A major criticism of Google Scholar has been for including predatory journals in its index, which makes it difficult for researchers to find reliable research information. This seems to be going against their goal of making the researchers more efficient.

Some useful features for better search experience

Finding recent papers

The search results are normally sorted by relevance, not by date. To find newer articles, try the following options in the left sidebar:
  • click “Since Year” to show only recently published papers, sorted by relevance;
  • click “Sort by date” to show just the new additions, sorted by date;
  • click the envelope icon to have new results periodically delivered by email.

Getting better answers

  • If the search results are too specific for your needs, check out what they’re citing in their “References” sections. Referenced works are often more general in nature.
  • Similarly, if the search results are too basic for you, click “Cited by” to see newer papers that referenced them. These newer papers will often be more specific.
  • Exploring always helps. Click “Related articles” or “Cited by” to see closely related work, or search for the author’s name and see what else they have written.
  • Knowing the technical terms or jargons helps while searching for academic content. If you are new to the subject, try reading some secondary or tertiary sources on the topic where you might discover some useful terminology.
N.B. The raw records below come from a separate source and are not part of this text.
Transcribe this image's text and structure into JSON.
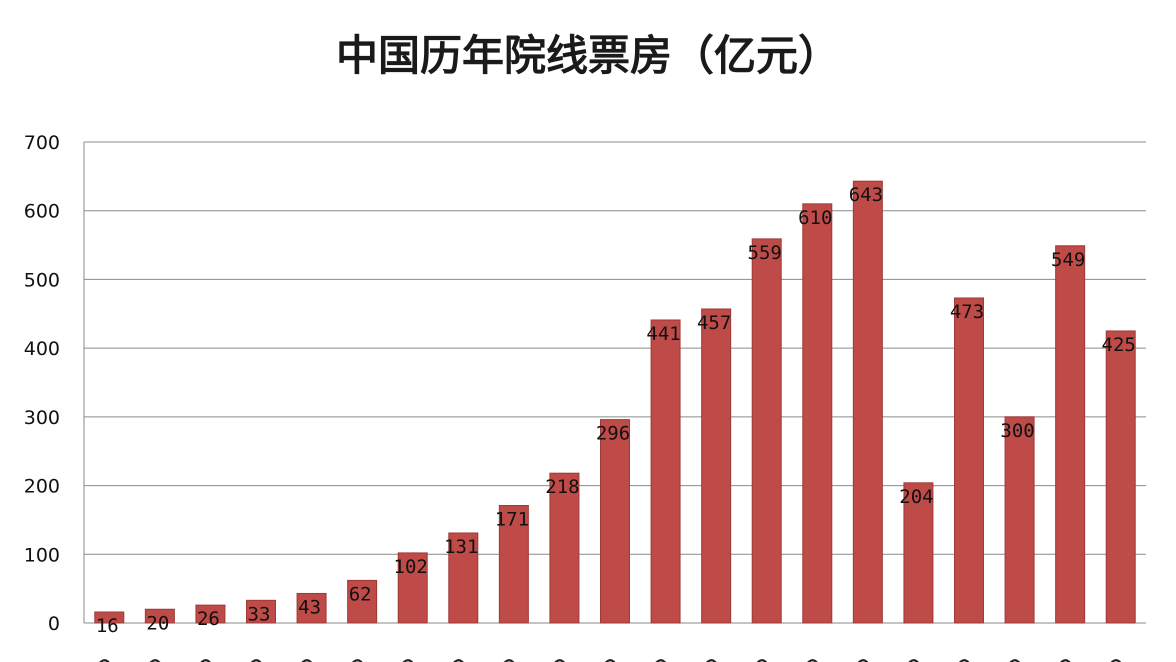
{
  "chart_data": {
    "type": "bar",
    "title": "中国历年院线票房（亿元）",
    "xlabel": "",
    "ylabel": "",
    "ylim": [
      0,
      700
    ],
    "yticks": [
      0,
      100,
      200,
      300,
      400,
      500,
      600,
      700
    ],
    "grid": true,
    "legend": "none",
    "bar_color": "#bf4b48",
    "values": [
      16,
      20,
      26,
      33,
      43,
      62,
      102,
      131,
      171,
      218,
      296,
      441,
      457,
      559,
      610,
      643,
      204,
      473,
      300,
      549,
      425
    ],
    "data_labels": [
      "16",
      "20",
      "26",
      "33",
      "43",
      "62",
      "102",
      "131",
      "171",
      "218",
      "296",
      "441",
      "457",
      "559",
      "610",
      "643",
      "204",
      "473",
      "300",
      "549",
      "425"
    ]
  }
}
For example, a Wikipedia article on “Teacher” can help you discover terms like “pedagogy.”
Searching within the list of citing articles help you discover more relevant and specific articles. Once you click on the “cited by” link, mark the checkbox with the label “Search within citing articles” and search for any keyword. Articles containing those keywords will be shown among those that have cited the main article.
For an educator or a student interested in research, Google Scholar is a great asset. This article is a brief introduction to the search engine. As one goes on using it, there are many more interesting things to be discovered. We hope you can now go ahead and “stand on the shoulders of giants.”